Lo sabe bien Luciano Pena, vecino de Ons y funcionario jubilado del Concello de Brión, con quien visitamos las de Pazos y la de A Pedreira -una de las más monumentales con doscientos metros de longitud y un muro de dos metros de ancho- y quien recuperó la toponimia de los antiguos lugares que recorre la ruta por el meandro del Tambre: «Quen tiña unha boa pesqueira no río podía sacarlle máis produto que a unha boa labranza. Había que coidalas e reparar o muro polas enchentas. E, sobre todo, vixiar que os furtivos non lle-la viñesen cachear polas noites», palabras recogidas por él mismo en la revista Altamira, allá por 1998.

Juan Antonio Freire, uno de los más antiguos de Salaño Grande, todavía recuerda los canales siendo un niño: «Tería eu nove anos e había pouco tempo que se cortaran. No medio fixéronlle boquetes ós canales para que a auga non viñera ós aparellos onde se recollía o peixe. Os rapaces íbamos coas vacas e entre abril e setembro estábamos sempre ao lado do río, que foi onde aprendemos a nadar», rememora. Dice que la de la pesqueira de A Pedreira tenía aún su caseta con tejado. Recuerda que las de A Pedreira y O Pouso, propiedad de la familia del pazo de Armesto, en Salaño, tenían caseros encargados de su cuidado.

Uno de ellos fue el padrino de Juan. Se llamaba José Méndez, y era natural de Arzúa. El pescado recogido lo llevaban mayormente a Santiago, y en la ciudad asegura que lo vendía «o Armesto, o xefe». Aún cuando se llenó el embalse -Freire ya tenía entonces 14 años-, recuerda que durante unos pocos años siguió habiendo lampreas o anguilas «que nós pescábamos cos cordeles, algún día collendo trinta, e á pasmona, sen facer nada, só colocando as canas».

Las seis principales pesquerías río abajo

Pozo Cardo. Entre Ons de Abaixo y Logrosa. Su presa permitía funcionar a un molino con turbina. Sus dueños eran cinco lugareños de Ons de Abaixo como los de A Cachena, de Antena y de O Chantado.

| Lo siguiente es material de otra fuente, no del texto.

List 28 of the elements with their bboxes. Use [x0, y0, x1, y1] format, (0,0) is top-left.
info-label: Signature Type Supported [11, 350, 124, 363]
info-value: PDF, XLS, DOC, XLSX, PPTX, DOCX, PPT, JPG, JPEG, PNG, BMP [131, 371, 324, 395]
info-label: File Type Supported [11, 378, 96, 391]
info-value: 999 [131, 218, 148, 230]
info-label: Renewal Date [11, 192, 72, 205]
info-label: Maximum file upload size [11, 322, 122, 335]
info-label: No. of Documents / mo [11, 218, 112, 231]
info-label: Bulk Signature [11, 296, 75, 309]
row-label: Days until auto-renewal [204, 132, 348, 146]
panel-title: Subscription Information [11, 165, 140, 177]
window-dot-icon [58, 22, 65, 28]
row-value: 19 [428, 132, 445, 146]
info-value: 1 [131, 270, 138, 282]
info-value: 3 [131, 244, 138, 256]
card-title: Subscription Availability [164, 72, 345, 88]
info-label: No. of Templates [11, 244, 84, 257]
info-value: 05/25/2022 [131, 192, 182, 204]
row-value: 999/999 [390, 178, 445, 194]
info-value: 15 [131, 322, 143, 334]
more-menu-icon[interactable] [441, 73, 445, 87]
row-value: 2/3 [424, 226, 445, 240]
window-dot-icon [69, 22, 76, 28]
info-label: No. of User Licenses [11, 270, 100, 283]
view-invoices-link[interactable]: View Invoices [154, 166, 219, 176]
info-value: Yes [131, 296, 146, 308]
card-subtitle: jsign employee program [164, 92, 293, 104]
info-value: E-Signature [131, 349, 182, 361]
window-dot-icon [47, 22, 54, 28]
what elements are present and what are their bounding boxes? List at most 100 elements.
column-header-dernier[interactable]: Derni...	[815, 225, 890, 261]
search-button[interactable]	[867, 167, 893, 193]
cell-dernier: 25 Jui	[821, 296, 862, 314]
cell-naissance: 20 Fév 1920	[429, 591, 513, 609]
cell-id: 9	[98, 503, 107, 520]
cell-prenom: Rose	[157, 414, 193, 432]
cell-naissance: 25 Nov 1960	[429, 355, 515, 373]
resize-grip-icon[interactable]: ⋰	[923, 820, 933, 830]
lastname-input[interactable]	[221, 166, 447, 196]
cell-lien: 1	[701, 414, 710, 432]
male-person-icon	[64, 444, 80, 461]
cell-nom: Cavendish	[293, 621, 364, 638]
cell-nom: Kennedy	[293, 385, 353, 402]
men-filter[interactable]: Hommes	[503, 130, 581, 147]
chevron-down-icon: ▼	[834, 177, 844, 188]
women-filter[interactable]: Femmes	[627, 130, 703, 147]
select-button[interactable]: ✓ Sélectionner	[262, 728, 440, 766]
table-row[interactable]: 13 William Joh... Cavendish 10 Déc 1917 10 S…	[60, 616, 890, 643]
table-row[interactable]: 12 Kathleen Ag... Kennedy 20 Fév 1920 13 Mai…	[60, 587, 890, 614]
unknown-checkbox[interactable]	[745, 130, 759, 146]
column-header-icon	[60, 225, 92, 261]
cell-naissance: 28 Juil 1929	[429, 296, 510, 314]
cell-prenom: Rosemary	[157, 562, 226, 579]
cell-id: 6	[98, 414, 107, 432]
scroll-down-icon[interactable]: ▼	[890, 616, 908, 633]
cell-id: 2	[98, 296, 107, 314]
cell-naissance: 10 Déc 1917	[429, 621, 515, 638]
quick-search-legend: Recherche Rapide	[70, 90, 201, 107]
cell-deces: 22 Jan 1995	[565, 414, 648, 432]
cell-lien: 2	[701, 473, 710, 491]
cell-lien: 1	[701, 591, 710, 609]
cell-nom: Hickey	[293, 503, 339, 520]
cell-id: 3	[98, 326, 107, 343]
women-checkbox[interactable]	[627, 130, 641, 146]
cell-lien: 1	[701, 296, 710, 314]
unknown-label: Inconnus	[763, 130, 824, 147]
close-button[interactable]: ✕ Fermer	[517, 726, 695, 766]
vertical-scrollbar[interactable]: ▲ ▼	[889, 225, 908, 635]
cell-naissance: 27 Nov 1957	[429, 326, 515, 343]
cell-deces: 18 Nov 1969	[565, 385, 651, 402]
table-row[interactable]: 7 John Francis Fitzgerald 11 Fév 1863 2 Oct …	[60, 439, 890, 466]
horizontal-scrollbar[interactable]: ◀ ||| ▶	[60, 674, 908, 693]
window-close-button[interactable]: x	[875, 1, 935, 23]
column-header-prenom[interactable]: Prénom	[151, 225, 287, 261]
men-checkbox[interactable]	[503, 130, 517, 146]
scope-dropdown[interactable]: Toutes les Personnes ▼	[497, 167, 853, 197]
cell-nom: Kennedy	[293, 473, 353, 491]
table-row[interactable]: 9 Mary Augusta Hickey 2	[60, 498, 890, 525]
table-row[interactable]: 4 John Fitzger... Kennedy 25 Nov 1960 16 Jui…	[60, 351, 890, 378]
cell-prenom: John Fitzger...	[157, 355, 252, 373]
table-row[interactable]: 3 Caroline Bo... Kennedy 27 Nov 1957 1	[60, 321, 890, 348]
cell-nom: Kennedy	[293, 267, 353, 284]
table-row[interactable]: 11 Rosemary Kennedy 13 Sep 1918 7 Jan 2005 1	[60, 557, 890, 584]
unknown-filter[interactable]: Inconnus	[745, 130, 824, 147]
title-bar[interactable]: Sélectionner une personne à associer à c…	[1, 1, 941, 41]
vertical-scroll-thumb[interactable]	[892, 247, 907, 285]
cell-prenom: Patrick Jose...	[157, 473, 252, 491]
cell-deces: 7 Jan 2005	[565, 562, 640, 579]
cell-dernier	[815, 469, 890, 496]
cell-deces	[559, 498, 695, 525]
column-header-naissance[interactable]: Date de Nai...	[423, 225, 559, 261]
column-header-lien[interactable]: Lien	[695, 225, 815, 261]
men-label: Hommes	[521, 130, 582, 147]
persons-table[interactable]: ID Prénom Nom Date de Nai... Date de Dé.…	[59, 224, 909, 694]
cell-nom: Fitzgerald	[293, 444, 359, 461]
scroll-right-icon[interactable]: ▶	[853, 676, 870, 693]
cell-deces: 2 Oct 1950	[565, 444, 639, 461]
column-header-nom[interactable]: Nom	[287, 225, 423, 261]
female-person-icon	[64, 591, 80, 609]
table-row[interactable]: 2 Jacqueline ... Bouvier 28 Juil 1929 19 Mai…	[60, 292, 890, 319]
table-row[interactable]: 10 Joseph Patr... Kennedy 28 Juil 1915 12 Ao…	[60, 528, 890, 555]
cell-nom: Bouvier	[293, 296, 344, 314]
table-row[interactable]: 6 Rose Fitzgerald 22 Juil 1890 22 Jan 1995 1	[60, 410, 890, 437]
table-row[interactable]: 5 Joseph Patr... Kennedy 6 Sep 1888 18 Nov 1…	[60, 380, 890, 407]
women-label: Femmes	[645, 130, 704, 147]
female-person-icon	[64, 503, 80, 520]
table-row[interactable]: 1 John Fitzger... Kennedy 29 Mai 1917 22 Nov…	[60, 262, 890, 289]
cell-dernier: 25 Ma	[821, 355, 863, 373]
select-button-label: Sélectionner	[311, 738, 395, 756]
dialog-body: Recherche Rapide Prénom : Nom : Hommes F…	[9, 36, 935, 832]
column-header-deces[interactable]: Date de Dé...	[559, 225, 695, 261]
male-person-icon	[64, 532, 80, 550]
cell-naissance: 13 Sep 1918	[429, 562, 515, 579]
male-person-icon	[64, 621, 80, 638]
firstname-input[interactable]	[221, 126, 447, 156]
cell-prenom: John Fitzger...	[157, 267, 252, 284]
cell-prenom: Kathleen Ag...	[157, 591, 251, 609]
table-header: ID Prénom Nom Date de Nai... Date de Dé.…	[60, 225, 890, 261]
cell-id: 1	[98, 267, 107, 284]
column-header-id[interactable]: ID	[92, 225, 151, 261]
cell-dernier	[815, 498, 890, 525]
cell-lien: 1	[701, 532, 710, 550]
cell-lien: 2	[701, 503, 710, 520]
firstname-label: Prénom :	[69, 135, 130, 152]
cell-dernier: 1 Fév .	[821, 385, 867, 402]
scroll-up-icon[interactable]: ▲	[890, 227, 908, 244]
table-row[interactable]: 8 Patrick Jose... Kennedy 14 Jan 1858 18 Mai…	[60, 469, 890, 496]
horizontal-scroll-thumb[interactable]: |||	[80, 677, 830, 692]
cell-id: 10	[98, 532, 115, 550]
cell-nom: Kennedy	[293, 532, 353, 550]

Pazos o Dorna. En el fondo de la aldea del mismo nombre, cerca del lugar donde se cree estaba la Ponte Pías, mítico paso reflejado en el escudo de Negreira por donde trasladarían los restos del Apóstol. Allí, había un barqueiro para cruzar el río en una dorna.

O Pouso. En Salaño Pequeno. Era propiedad del pazo de Armesto, que la alquilaban a los vecinos. Es la mejor conservada. Hace ángulo en el medio del río.

A Pedreira. Próxima a la anterior. Era de los Armesto. No atravesaba todo el cauce. Iba desde una elevación en el centro hacia la izquierda.

Latedo. Sus dueños eran de la casa de Luis, de Salaño Grande, al regalársela los Armesto a una ahijada suya del lugar. Tenía un cubierto circular para vigilar la pesca.

O Cornedo. Localizada en la parte baja del monte Cornedo, en Salaño, los derechos eran de los vecinos de Pontevedra, en la parte de Negreira.